Load necessary packages and the dataset in question:

library(ggplot2)
library(dplyr)
library(broom)
library(knitr)

load(url("http://www.openintro.org/stat/data/evals.RData"))
evals <- evals %>%
  select(score, ethnicity, gender, language, age, bty_avg, rank)
View(evals)

Question 1

Exploratory data analysis: Create a visualization that shows the relationship between:

  • \(y\): instructor teaching score
  • \(x\): instructor age

Comment on this relationship.

Answer

# Add your code to create visualization below:
ggplot(data = evals, aes(x = age, y = score)) + 
  geom_point()+geom_jitter()+labs(x="Age", y="Teaching Score")+geom_smooth(method="lm", se=FALSE)

cor(evals$score, evals$age)
## [1] -0.107032

Comment here: The linear relationship between instructor age and teaching score is a weak and negative one as we can see from the plot above(corr -0.107032).

Question 2

  1. Display the regression table that shows both the 1) fitted intercept and 2) fitted slope of the regression line.
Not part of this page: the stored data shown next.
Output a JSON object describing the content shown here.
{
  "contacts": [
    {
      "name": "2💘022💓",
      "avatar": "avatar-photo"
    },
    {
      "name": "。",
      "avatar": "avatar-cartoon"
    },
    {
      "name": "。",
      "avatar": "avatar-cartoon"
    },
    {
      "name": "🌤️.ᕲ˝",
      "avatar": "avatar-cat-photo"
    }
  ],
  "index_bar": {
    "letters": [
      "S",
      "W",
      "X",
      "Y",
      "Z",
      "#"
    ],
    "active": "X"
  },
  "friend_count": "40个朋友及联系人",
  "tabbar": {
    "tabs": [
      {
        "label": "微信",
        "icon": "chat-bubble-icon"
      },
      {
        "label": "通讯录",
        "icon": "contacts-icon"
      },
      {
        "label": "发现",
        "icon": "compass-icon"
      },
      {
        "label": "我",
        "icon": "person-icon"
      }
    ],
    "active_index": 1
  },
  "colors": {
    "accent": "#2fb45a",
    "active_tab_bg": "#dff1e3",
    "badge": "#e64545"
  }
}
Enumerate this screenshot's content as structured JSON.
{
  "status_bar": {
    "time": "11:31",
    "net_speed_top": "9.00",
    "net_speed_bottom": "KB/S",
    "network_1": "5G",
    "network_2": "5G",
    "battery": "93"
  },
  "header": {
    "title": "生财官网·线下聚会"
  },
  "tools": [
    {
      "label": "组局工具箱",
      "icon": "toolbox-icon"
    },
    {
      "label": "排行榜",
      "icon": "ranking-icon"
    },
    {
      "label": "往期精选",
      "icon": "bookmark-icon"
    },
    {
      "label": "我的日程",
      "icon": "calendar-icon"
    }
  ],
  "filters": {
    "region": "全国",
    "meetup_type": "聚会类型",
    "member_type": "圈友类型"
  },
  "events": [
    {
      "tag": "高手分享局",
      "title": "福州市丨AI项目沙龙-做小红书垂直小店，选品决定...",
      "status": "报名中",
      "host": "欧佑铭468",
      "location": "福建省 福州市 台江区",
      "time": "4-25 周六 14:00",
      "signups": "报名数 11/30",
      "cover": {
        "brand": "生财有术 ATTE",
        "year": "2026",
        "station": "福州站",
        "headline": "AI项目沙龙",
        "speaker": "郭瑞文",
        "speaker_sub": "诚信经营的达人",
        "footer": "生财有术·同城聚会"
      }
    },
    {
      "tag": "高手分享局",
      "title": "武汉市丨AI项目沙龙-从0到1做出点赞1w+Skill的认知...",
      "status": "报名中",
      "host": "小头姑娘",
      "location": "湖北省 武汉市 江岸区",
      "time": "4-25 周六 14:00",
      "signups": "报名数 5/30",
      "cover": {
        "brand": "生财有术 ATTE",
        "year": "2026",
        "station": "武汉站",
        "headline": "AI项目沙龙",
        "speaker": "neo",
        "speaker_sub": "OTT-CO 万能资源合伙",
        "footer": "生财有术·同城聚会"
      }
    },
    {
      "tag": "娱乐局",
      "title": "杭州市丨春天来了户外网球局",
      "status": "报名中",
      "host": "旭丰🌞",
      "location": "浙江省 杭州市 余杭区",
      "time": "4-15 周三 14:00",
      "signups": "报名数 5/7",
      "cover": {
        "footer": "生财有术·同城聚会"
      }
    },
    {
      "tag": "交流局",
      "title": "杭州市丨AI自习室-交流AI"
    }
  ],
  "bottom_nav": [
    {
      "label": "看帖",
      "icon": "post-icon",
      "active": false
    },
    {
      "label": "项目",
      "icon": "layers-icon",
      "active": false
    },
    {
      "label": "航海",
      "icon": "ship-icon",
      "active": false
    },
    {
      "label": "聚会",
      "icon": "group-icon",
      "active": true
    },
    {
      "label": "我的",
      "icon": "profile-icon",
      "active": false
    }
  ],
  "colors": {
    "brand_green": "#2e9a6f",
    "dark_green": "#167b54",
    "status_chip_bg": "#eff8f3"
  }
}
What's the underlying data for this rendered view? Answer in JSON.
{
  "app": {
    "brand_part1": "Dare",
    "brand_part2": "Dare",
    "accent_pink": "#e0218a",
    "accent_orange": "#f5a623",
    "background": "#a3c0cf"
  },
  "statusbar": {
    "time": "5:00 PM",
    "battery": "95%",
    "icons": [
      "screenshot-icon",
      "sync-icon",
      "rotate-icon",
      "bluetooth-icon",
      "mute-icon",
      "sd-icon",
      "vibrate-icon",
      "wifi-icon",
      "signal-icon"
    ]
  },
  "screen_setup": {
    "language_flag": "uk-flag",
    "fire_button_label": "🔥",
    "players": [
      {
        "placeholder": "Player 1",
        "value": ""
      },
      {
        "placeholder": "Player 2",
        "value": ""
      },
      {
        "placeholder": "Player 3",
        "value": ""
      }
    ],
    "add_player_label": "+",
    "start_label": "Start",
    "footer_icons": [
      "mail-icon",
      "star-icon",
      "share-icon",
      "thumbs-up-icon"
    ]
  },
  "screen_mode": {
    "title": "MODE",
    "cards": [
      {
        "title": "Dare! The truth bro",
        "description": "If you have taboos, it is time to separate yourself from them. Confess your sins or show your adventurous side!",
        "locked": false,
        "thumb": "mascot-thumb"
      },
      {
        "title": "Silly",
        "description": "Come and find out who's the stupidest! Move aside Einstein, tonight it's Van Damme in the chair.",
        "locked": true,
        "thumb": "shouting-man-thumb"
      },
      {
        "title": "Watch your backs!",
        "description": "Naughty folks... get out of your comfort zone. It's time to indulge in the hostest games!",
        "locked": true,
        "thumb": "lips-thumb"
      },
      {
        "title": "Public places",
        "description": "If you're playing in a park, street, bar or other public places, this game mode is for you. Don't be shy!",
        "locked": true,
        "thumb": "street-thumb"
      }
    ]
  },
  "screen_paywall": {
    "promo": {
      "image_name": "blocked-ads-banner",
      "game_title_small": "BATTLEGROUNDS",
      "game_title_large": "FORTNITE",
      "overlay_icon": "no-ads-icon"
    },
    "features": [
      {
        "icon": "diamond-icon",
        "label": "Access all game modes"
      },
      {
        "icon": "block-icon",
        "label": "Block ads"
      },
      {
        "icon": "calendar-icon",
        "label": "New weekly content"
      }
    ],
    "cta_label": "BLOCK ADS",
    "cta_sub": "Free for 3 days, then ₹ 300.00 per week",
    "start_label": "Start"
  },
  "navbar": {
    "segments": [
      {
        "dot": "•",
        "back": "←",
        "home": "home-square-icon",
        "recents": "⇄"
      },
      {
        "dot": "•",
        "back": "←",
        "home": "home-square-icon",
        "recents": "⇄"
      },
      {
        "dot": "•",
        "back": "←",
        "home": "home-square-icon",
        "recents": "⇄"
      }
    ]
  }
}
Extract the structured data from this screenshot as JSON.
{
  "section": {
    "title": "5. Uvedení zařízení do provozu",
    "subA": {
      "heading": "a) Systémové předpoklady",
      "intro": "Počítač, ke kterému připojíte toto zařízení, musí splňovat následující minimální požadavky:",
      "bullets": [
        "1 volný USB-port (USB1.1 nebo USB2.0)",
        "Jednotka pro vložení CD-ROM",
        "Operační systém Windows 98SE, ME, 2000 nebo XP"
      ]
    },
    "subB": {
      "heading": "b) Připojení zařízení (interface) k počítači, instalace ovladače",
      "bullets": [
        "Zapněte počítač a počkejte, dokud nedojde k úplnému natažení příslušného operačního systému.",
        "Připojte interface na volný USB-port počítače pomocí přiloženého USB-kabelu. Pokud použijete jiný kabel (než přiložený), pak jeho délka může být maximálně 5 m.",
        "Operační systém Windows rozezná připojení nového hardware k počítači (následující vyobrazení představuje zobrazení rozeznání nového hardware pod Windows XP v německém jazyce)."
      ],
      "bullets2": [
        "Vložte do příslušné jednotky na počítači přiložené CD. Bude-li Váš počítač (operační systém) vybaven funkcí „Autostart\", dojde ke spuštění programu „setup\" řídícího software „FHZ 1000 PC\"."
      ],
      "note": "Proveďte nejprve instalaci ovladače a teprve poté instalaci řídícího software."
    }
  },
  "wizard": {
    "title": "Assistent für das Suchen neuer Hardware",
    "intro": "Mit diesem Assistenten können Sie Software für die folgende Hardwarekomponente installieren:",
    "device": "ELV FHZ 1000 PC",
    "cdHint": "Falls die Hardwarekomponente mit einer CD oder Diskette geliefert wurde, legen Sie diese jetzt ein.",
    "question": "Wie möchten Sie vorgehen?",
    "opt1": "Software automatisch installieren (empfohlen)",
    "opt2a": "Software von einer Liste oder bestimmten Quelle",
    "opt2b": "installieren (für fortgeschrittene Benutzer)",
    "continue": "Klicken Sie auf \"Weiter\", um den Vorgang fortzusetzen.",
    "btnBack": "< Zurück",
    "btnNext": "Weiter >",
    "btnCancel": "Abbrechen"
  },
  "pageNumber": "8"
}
Pipe %>% the table into kable(digits=3) to get a cleanly outputted table with 3 significant digits.
  2. Interpret the slope.
  3. For an instructor that is 67 years old, what would you guess that their teaching score would be?

Answer

# Add your code to create regression table below:
lm(score~age, data=evals) %>% 
  tidy() %>%
  kable(digits=3)
term estimate std.error statistic p.value
(Intercept) 4.462 0.127 35.195 0.000
age -0.006 0.003 -2.311 0.021

Answer the two other questions here: The slope represents the rate of change of Y as X changes/how the values to be predicted vary in respect to X. For every increase in one in the age of a professor, there is an associated increase of on average 0.067 of teaching score points. The score of a 67 year old would be approx 4.2

Question 3

Does there seem to be a systematic pattern in the lack-of-fit of the model? In other words, is there a pattern in the error between the fitted score \(\widehat{y}\) and the observed score \(y\)? Hint:
geom_hline(yintercept=0, col="blue") adds a blue horizontal line at \(y=0\).

Answer

# Add the code necessary to answer this question below:
point_by_point_info <- lm(score~age, data=evals) %>% 
  augment() %>% 
  select(score, age, .fitted, .resid)
ggplot(data = point_by_point_info, aes(x = age, y =score-.fitted)) + 
  geom_point()+labs(x="Age", y="Residual")+geom_hline(yintercept=0, col="blue")+geom_jitter()

Comment here: The spread of residuals seems to be fairly homoschedastic.

Question 4

Say a college administrator wants to model teaching scores using more than one predictor/explantory variable than just age, in particular using the instructor’s gender as well. Create a visualization that summarizes this relationship and comment on the observed relationship.

Answer

# Add your code to create visualization below:
ggplot(data = evals, aes(x = age, y = score)) + 
  geom_point()+facet_wrap("gender")+geom_jitter()+labs(x="Age", y="Teaching Score")+geom_smooth(method="lm", se=FALSE)

Comment here: In my opinion, the regression model above does a better job of predicting respective teaching scores since it creates a more personalised model based on how the respective subsets of the original data behave.